Analysts like IDC and Deloitte estimate that up to 80% of the world’s data is unstructured text data, which makes getting valuable insights out of this type of data a huge challenge. Worse, customers can’t easily find the right answers to address their product and service-related questions that are hidden in large amounts of support documents. As a result, employees can spend 20% of their work-related time looking for information stored in various internal systems, and 95% looking for organizational data that will never be accessed again three months after creation. Many companies have implemented taxonomies and ontologies in an effort to create some structure that can be processed by machines. Yet, the sheer amount of data makes it challenging to create and maintain a complete and effective taxonomy and ontology for all but the simplest use cases.
Recognizing the immense value that is being left on the table, organizations in 2023 will apply practical methods to reduce or avoid the need to create these taxonomies or ontologies to make unstructured data searchable. These teams will be shifting to work on leveraging machine learning and natural language search tools that don’t rely on heavy data labeling, modeling training, and complex ontologies to find relevant information across all structured and unstructured sources, removing the overhead associated with those AI projects and accelerating the time to production. In 2023, organizations will need to rethink how they can leverage unstructured data to improve productivity, increase customer satisfaction, and quickly realize return on AI investments. As a result, expect to see the following trends in the coming year:
1. The world will reach the era of “peak data scientist”
The shortfall of data scientists and machine learning engineers (MLEs) has always been a bottleneck in companies realizing value from AI. Two things have happened as result: (1) more people have pursued data science degrees and accreditation, increasing the number of data scientists; and (2) vendors have come up with novel ways to minimize the involvement of data scientists in the AI production roll out.

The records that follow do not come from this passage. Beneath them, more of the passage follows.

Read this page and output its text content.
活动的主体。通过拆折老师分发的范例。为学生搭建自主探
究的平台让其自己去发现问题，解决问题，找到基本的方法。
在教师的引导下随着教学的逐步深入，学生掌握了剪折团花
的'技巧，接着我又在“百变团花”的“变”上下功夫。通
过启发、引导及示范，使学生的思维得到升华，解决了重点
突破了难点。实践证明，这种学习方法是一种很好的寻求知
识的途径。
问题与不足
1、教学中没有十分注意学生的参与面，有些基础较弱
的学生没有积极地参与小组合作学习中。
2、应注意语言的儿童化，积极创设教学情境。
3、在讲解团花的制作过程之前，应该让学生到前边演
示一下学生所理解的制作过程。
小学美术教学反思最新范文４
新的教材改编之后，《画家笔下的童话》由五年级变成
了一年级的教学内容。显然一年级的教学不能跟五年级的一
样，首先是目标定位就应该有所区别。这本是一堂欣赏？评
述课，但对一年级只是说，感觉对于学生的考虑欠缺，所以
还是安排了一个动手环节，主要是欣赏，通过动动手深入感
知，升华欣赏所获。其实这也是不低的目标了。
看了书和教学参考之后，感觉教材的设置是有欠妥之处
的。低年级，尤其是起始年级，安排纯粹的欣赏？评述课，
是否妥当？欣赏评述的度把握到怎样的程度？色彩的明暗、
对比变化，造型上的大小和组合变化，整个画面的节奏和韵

The coincident interference of these two waves yields “peak data scientist,” because with the advent of foundational models, companies can build their own applications on top of these models rather than requiring every company to train their own models from scratch. Less bespoke model training requires fewer data scientists and MLEs at the same time that more are graduating. In 2023, expect the market to react accordingly resulting in data science oversaturation.
2. The AI industry will offer more tools that can be operated directly by business users
Companies have been hiring more and more data scientists and MLEs, but net AI adoption in production has not increased at the same rate. While a lot of research and trials are being executed, companies are not benefiting from production AI solutions that can be scaled and managed easily as the business climate evolves.
In the coming year, AI will start to become more democratized such that less technical people can directly leverage tools that abstract all the machine learning complexity. Knowledge workers and citizen “data scientists” without formal training in advanced statistics and/or mathematics will be extracting high-value insights from data using these self-service tools allowing them to perform advanced analytics and solve specific business problems at the speed of the business.
3. Chatbots will chat less and answer questions more
Humans don’t want to spend more time interacting with machines as if they were talking to people; they really just want their questions answered quickly and efficiently from the start without lengthy wait times or having to choose from a myriad of options. Although many chatbots accurately execute the specific tasks they were designed to do, they fall far short of end-user expectations because they rarely answer their actual questions.
In 2023, organizations will finally be able to complement chatbots with natural language search capabilities. Because natural language search understands human language and can process unstructured text-based data (documents, etc.) individuals can phrase questions using their own words – as if they were speaking to a person – and receive all the relevant answers back instantly.
4. Line-of-business leaders will take matters into their own hands
Twenty years ago, companies had two choices in the CRM space: They could pay millions for a Siebel Systems CRM or they could pay a fraction of that amount monthly on a per user basis … which ushered in the cloud era. The same thing is happening now for business users when it comes to AI.
In 2023, if the use case provides exceptional value, business users will decide whether it makes sense to hire expensive and difficult-to-recruit data scientists and MLEs, label thousands of data points, train and re-train models over months, and repeat this process as the underlying data changes. Alternatively, suppose the value of this AI project does not justify the significant upfront and ongoing cost. In that case, the organization will find a vendor who can remove all the complexity for business users.
5. Businesses will finally benefit from their unstructured data
Organizations struggle to extract relevant insights when they search for answers in text data, mainly because the search tools they are using are not capable of effectively and efficiently processing unstructured data.
Recognizing the immense value that is being left on the table, organizations in 2023 will apply practical methods to dramatically improve efficiency and unlock the value that has been elusive for so long. Remote and hybrid work have exacerbated the pain of unsatisfying search outcomes because so many employees work from their own locations and access information at different hours, making information sharing within an organization a major challenge. You can’t simply reach out to your colleague sitting next to you for answers whenever you think necessary. In the coming year, expect to see employees turning to natural language search tools to find relevant information across all structured and unstructured sources.